A mentira é sempre bela.
Isso quer dizer tudo e nada. Ao mesmo tempo.
Porque encarado pela forma, é como é.
Mas encarado pelo conteúdo, devemos fazer uma inversão.
Porque o fato de algo nos incomodar não significa que aquilo seja um mal para nós;
E algo que nos agrada nem sempre nos conduzirá à felicidade.
Uma frase que sempre nos agrada nunca nos abala,
E assim realimentamos nossas crenças e valores em torno dela.
Uma frase que sempre nos abala nunca nos agrada,
E assim rejeitamos ela e mantemos nossas crenças e valores.
A evolução interna só pode ser acionada com o correto manejamento do
segundo caso.
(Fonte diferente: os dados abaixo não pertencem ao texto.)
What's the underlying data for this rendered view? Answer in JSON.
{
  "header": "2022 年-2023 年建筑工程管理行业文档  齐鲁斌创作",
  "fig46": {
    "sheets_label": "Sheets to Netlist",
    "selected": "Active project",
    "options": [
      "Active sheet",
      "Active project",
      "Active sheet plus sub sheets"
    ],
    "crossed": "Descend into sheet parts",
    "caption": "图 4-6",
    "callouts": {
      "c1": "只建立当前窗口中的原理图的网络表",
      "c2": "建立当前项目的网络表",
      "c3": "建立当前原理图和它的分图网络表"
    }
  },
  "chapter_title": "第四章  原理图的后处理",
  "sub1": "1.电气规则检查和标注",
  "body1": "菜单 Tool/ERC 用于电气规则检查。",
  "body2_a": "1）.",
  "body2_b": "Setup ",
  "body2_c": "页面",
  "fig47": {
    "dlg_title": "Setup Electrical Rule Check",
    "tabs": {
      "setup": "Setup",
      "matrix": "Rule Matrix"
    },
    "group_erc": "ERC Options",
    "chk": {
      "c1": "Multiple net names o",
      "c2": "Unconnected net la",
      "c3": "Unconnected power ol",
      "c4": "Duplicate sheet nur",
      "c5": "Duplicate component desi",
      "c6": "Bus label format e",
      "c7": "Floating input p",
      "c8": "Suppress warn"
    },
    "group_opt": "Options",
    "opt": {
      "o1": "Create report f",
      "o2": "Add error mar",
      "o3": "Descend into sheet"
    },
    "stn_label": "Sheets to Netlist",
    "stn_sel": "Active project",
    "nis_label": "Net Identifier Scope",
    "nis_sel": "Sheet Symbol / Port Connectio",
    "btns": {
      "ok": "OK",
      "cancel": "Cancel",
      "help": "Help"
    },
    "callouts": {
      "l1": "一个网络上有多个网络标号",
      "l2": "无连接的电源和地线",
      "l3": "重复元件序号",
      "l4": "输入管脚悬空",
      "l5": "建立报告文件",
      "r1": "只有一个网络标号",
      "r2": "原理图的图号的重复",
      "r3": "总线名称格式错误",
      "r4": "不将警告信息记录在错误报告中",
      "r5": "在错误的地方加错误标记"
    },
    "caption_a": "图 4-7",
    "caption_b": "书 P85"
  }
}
Ou seja, no momento em que, diante de uma sólida fortaleza
cujo ideal relativo está em descompasso com nosso ideal relativo, uma
abertura mental ocorra de ambas partes. E haja um choque no plano das
ideias – e só através delas. É a Grande Batalha. Uma batalha que se
trava no imponderável, mas cujos efeitos sobre as mentes e sonhos e
sentimentos é irreversível. Eis o poder que nosso mundo ainda vê como
infantilidade.
Gostaria de concluir com uma ideia que me ocorreu.
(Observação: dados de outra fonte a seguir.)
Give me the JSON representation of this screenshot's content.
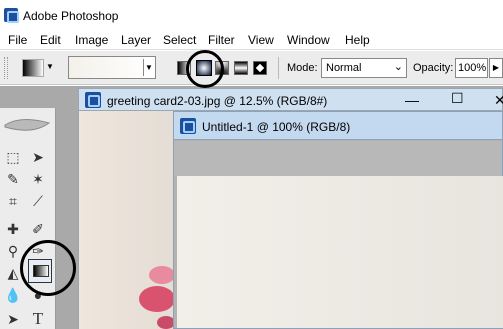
{
  "app": {
    "title": "Adobe Photoshop"
  },
  "menu": [
    "File",
    "Edit",
    "Image",
    "Layer",
    "Select",
    "Filter",
    "View",
    "Window",
    "Help"
  ],
  "options": {
    "mode_label": "Mode:",
    "mode_value": "Normal",
    "opacity_label": "Opacity:",
    "opacity_value": "100%"
  },
  "documents": {
    "background_title": "greeting card2-03.jpg @ 12.5% (RGB/8#)",
    "foreground_title": "Untitled-1 @ 100% (RGB/8)"
  },
  "toolbox": {
    "text_tool_label": "T"
  },
  "colors": {
    "annotation": "#000000",
    "titlebar_active": "#c3d9ef",
    "flower_pink": "#e88aa0"
  },
  "icons": {
    "app": "photoshop-icon",
    "gradient_types": [
      "linear-gradient-icon",
      "radial-gradient-icon",
      "angle-gradient-icon",
      "reflected-gradient-icon",
      "diamond-gradient-icon"
    ]
  }
}
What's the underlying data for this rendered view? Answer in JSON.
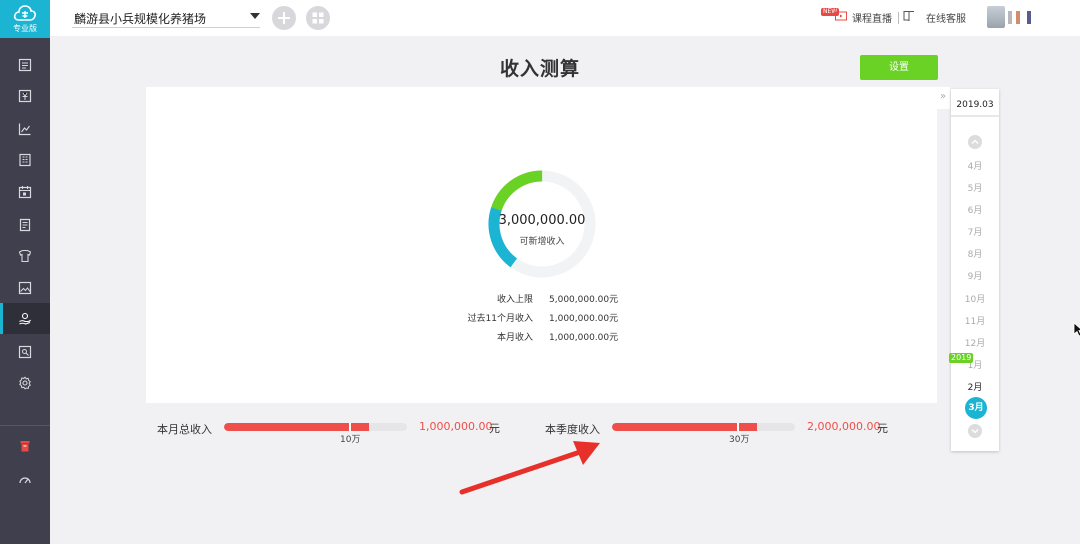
{
  "app": {
    "logo_text": "专业版",
    "farm_name": "麟游县小兵规模化养猪场"
  },
  "sidebar": {
    "items": [
      {
        "icon": "ledger-icon"
      },
      {
        "icon": "voucher-icon"
      },
      {
        "icon": "chart-icon"
      },
      {
        "icon": "building-icon"
      },
      {
        "icon": "calendar-icon"
      },
      {
        "icon": "document-icon"
      },
      {
        "icon": "tshirt-icon"
      },
      {
        "icon": "image-icon"
      },
      {
        "icon": "hand-coin-icon",
        "active": true
      },
      {
        "icon": "search-doc-icon"
      },
      {
        "icon": "gear-icon"
      }
    ],
    "bottom": [
      {
        "icon": "trash-icon"
      },
      {
        "icon": "dashboard-icon"
      }
    ]
  },
  "topbar": {
    "new_badge": "NEW",
    "live_course": "课程直播",
    "online_service": "在线客服"
  },
  "page": {
    "title": "收入测算",
    "settings_label": "设置"
  },
  "gauge": {
    "value": "3,000,000.00",
    "label": "可新增收入",
    "green_fraction": 0.2,
    "cyan_fraction": 0.2,
    "colors": {
      "green": "#6ad125",
      "cyan": "#1bb4d3",
      "track": "#f2f3f5"
    }
  },
  "stats": [
    {
      "label": "收入上限",
      "value": "5,000,000.00元"
    },
    {
      "label": "过去11个月收入",
      "value": "1,000,000.00元"
    },
    {
      "label": "本月收入",
      "value": "1,000,000.00元"
    }
  ],
  "summary": {
    "monthly": {
      "label": "本月总收入",
      "tick": "10万",
      "amount": "1,000,000.00",
      "unit": "元",
      "fill_fraction": 0.79
    },
    "quarterly": {
      "label": "本季度收入",
      "tick": "30万",
      "amount": "2,000,000.00",
      "unit": "元",
      "fill_fraction": 0.79
    }
  },
  "calendar": {
    "current": "2019.03",
    "months": [
      "4月",
      "5月",
      "6月",
      "7月",
      "8月",
      "9月",
      "10月",
      "11月",
      "12月",
      "1月",
      "2月",
      "3月"
    ],
    "year_tag": "2019",
    "selected": "3月"
  },
  "colors": {
    "accent": "#1bb4d3",
    "green": "#6ad125",
    "red": "#ef4f4a",
    "sidebar": "#3f3f4d"
  }
}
Verdadeiras amizades geralmente (nem sempre) tem um início áspero ou
pouco sedutor. Falsas amizades tem um fim dessa mesma forma, mas um
início sedutor. Isso não é lei geral, mas pode-se esboçar algumas
hipóteses a partir do que vemos durante (e na) vida.
Uma
amizade que começa de forma conflitante, mas com grande dose de
sinceridade acompanhada, tem tudo para crescer de forma saudável. Basta
as partes terem suas mentes abertas ao Universo. A sinceridade é o
elemento orientador das mentes (abertas!), que tendem a mitigar
conflitos.
Por outro lado, uma amizade que começa com grandes
expectativas, promessas e só transparece vantagens, pode indicar: (1) ou
que as partes estão em sintonia, e portanto tem pouco a contribuir uma
com a outra – no entanto, elas podem batalhar juntas por um ideal; (2)
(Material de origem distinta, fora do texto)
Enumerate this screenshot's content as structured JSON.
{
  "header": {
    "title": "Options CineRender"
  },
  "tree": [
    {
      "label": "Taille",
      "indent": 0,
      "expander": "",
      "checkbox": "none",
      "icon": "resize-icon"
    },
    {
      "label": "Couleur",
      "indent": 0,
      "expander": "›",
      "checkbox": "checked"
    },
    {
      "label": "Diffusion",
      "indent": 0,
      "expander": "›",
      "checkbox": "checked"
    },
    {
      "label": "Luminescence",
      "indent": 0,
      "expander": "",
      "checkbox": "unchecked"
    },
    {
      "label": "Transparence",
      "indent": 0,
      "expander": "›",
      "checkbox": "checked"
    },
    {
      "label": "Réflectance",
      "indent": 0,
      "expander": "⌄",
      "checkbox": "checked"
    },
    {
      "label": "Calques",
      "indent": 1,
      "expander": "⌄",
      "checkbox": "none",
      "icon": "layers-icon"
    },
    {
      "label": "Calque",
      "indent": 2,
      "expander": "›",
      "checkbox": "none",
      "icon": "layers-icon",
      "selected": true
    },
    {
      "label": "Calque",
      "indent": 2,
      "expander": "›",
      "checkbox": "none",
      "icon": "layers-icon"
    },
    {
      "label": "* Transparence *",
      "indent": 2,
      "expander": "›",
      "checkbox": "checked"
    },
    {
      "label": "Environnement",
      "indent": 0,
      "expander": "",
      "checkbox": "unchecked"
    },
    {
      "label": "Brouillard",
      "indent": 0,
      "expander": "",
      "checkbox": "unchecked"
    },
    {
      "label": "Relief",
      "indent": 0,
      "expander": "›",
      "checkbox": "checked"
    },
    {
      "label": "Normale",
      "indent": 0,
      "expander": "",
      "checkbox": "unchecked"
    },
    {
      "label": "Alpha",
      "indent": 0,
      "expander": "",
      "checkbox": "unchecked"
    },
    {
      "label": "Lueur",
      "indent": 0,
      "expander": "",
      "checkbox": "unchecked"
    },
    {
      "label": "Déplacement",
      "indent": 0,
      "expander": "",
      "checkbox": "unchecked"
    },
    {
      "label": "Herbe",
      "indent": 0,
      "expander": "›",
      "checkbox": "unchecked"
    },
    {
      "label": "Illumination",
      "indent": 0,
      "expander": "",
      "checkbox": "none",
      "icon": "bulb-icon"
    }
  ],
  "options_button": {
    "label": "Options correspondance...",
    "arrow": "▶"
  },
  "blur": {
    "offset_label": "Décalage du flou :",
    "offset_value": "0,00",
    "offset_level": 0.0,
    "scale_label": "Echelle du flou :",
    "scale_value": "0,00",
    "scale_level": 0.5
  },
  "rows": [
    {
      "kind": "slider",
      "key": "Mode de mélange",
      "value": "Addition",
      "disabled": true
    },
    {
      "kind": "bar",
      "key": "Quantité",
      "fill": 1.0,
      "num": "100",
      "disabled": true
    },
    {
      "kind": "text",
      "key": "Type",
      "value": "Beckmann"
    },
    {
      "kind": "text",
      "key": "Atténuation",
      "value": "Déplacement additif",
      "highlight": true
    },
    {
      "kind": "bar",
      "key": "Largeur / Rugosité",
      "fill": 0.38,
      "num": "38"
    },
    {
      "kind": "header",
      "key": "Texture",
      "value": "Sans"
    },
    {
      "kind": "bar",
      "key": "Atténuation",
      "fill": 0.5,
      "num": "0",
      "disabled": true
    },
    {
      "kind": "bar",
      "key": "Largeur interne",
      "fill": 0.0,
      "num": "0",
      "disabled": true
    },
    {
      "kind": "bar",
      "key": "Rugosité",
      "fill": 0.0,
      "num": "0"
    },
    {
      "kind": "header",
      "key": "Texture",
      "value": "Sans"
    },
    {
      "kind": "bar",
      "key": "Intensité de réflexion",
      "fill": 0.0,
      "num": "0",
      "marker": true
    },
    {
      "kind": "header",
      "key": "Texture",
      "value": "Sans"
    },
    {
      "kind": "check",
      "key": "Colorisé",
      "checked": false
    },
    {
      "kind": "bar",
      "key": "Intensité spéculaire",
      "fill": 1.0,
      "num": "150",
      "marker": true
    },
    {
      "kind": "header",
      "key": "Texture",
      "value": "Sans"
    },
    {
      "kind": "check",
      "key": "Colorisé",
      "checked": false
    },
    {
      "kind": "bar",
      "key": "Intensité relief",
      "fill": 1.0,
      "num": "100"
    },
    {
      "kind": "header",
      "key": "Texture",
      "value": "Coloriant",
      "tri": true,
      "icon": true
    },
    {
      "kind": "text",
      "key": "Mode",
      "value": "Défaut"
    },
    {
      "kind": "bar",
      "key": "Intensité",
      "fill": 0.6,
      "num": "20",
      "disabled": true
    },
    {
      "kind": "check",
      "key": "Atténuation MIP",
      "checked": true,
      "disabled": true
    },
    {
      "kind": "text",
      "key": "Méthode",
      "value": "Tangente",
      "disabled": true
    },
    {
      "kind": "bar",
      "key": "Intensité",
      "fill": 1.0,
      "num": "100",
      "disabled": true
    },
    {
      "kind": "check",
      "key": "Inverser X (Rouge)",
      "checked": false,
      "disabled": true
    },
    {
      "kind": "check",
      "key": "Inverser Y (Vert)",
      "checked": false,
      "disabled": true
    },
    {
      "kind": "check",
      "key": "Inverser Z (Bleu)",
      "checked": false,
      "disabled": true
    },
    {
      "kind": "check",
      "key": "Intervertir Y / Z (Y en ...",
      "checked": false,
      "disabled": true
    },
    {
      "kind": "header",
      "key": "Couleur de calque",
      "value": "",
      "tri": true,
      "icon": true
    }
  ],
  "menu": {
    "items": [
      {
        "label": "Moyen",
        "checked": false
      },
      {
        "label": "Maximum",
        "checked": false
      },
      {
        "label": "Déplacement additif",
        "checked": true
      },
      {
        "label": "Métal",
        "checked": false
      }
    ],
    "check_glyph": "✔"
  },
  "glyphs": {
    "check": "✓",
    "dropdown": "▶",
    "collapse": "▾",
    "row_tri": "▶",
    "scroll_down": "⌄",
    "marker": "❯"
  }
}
ou as partes estão fazendo uso intenso de mecanismos de atuação (teatro)
e portanto – com o tempo – tem tudo para gerar um conflito destrutivo.
Se isso tudo está certo ou errado, eu não sei dizer.
No entanto, até o momento, as teorias tem se encaixado perfeitamente nas vivências. E vice-versa.
Portanto, vale a pena pensar sobre isso.